Frontier Movement, Health and Healing in Action

Full Range of Motion

Let us talk directly about moving through an old injury. In choosing this approach I had no models or mentors to help me find my way. I have taken courses in many types of movement but healing was not discussed. To allow our bodies to heal naturally there are a few important things on which we must focus our intentions.

The words “full range of motion” are given much lip service in the world of body movement, but seldom is this the case in practice. Our knee pain loop (work-pain-rest-work-pain-rest) is reinforced by squatting only to the 90 degrees proscribed by most trainers. What happens when go well below that while skiing or falling in sports? Knee pain and/or tendon tears occur or reoccur. You have trained the support tendons and ligaments to support the knee in only HALF its operating range. Below that range, the knee has no integrity and for that matter, nor do the ligaments which is precisely why they often tear.

Also foreign bodies (bits of bone, cartlidge) that are natural byproducts of neglect and trauma tend to collect in these unused articulate areas and may become involved in the articulation of the joint when full range is suddenly employed. So for prevention, as well as allowing healing to occur, we must squat to full range: Butt to heels.
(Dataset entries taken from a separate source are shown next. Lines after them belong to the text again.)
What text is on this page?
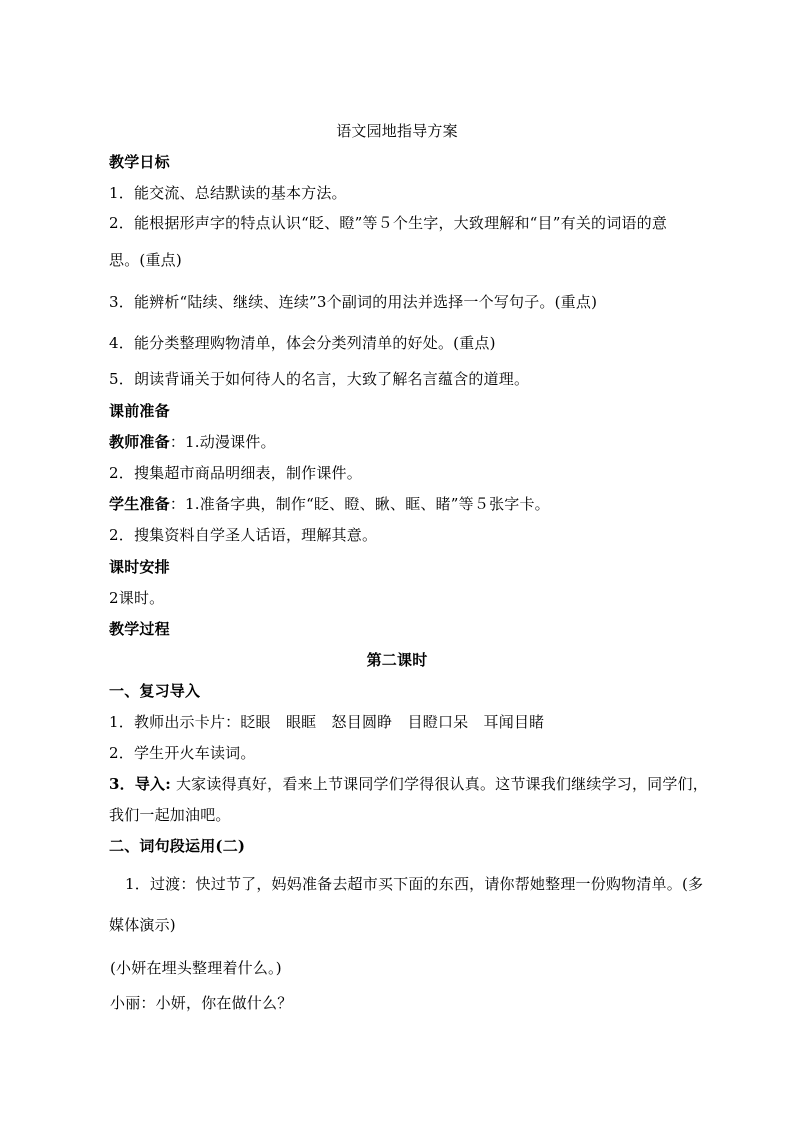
语文园地指导方案
教学日标
1．能交流、总结默读的基本方法。
2．能根据形声字的特点认识“眨、瞪”等５个生字，大致理解和“目”有关的词语的意
思。(重点)
3．能辨析“陆续、继续、连续”3个副词的用法并选择一个写句子。(重点)
4．能分类整理购物清单，体会分类列清单的好处。(重点)
5．朗读背诵关于如何待人的名言，大致了解名言蕴含的道理。
课前准备
教师准备：1.动漫课件。
2．搜集超市商品明细表，制作课件。
学生准备：1.准备字典，制作“眨、瞪、瞅、眶、睹”等５张字卡。
2．搜集资料自学圣人话语，理解其意。
课时安排
2课时。
教学过程
第二课时
一、复习导入
1．教师出示卡片：眨眼　眼眶　怒目圆睁　目瞪口呆　耳闻目睹
2．学生开火车读词。
3．导入: 大家读得真好，看来上节课同学们学得很认真。这节课我们继续学习，同学们，
我们一起加油吧。
二、词句段运用(二)
1．过渡：快过节了，妈妈准备去超市买下面的东西，请你帮她整理一份购物清单。(多
媒体演示)
(小妍在埋头整理着什么。)
小丽：小妍，你在做什么？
As an example of how we have been remiss in our instruction of the general public, I shall use lifting a box from the floor as an example. As I mentioned, we are trained to squat to 90 degrees, in fact a large amount of leg machines in gyms will not allow a greater range. We are also taught to lift using our legs, NOT our backs. As we arrive at 90 degrees, we find something amazing; our hands cannot reach the floor without leaning the torso forward and putting our back in a vulnerable position! To pick up that box, you must have leg integrity and strength all the way to the floor.

To allow the knee to heal, we should not begin with lifting, nor should we begin to squat to full depth on legs that have no full-depth integrity without some assistance. One may simply hold on to anything chest high and lower the body in alignment and raise it with as much arm strength as you can. I have classes for “damaged” knees and have yet to find anyone who cannot perform this movement. In extreme cases the depth must be increased incrementally and if you are feeling discomfort in the knee, do not progress to deeper squats until pain recedes at a given depth.

In my experience, this painless movement eventually occurs in almost 100% of my clients. Full range of motion applies to pulling or pushing with the arms as well. Did you know that a push up is six to ten inches short of full range when your chest hits the floor? Or that a chin up performed to full range becomes a chest up?